Functions#

Introduction#

Every operation performed on an array object creates a new Function object. The returned Function object implements the same interface as array, but also adds a record of the operation to the computational graph.

Math operations#

Loupe defines functions for many common math operations. These functions are generally applied elementwise to an array.

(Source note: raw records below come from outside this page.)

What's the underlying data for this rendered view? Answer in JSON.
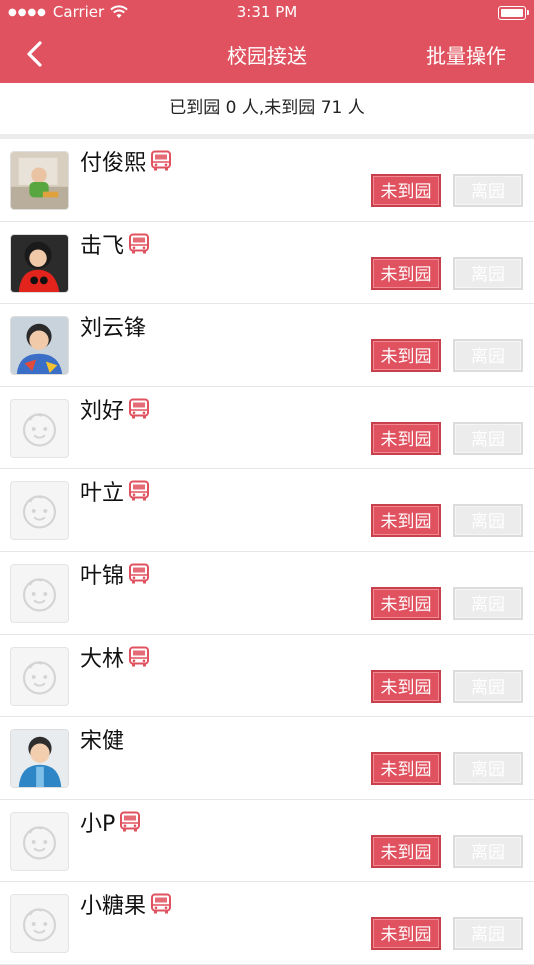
{
  "status_bar": {
    "carrier": "Carrier",
    "time": "3:31 PM"
  },
  "nav": {
    "title": "校园接送",
    "batch_label": "批量操作"
  },
  "summary": "已到园 0 人,未到园 71 人",
  "buttons": {
    "absent": "未到园",
    "leave": "离园"
  },
  "students": [
    {
      "name": "付俊熙",
      "bus": true,
      "avatar": "photo-1"
    },
    {
      "name": "击飞",
      "bus": true,
      "avatar": "photo-2"
    },
    {
      "name": "刘云锋",
      "bus": false,
      "avatar": "photo-3"
    },
    {
      "name": "刘好",
      "bus": true,
      "avatar": "placeholder"
    },
    {
      "name": "叶立",
      "bus": true,
      "avatar": "placeholder"
    },
    {
      "name": "叶锦",
      "bus": true,
      "avatar": "placeholder"
    },
    {
      "name": "大林",
      "bus": true,
      "avatar": "placeholder"
    },
    {
      "name": "宋健",
      "bus": false,
      "avatar": "photo-4"
    },
    {
      "name": "小P",
      "bus": true,
      "avatar": "placeholder"
    },
    {
      "name": "小糖果",
      "bus": true,
      "avatar": "placeholder"
    }
  ],
  "colors": {
    "accent": "#e0525f",
    "bus_icon": "#e0525f",
    "leave_button": "#ececec"
  }
}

For example:

>>> import loupe
>>> a = loupe.array([1,2,3])
>>> b = loupe.array([4,5,6])
>>> c = loupe.add(a, b)
>>> c
array([5., 7., 9.])

Common infix notation for +, -, *, and ** is also supported:

>>> d = a + b
>>> d
array([5., 7., 9.])

The available math operations are provided below:

`add`(x1, x2)	Add arrays element-wise.
`subtract`(x1, x2)	Subtract arrays element-wise.
`multiply`(x1, x2)	Multiply arrays element-wise.
`power`(x1, x2)	First array elements raised to powers from second array, element-wise.
`exp`(x)	Calculate the exponential of the input array.
`expc`(x)	Calculate the exponential of the input array * 1j.
`sum`(x)	Sum of array elements.
`absolute_square`(x)	Calculate the absolute value squared, element-wise.
`dft2`(x, alpha[, shape, shift, offset, ...])	Compute the 2-dimensional discrete Fourier Transform.
`einsum`(subscripts, *operands[, dtype])	Evaluates the Einstein summation convention on the operands.
`tensordot`(a, b[, axes])	Compute tensor dot product along specified axes.

Array manipulation#

slice(x, slc)

Return a slice of the input array.

Broadcasting#

Broadcasting allows functions to operate on arrays that do not have exactly the same shape. Subject to certain constraints, the smaller array is “broadcast” across the larger array so that the resulting arrays have compatible shapes. This operation is done without making needless copies of the underlying data.

See Numpy’s page on broadcasting for more details, examples, and a description of the broadcasting rules.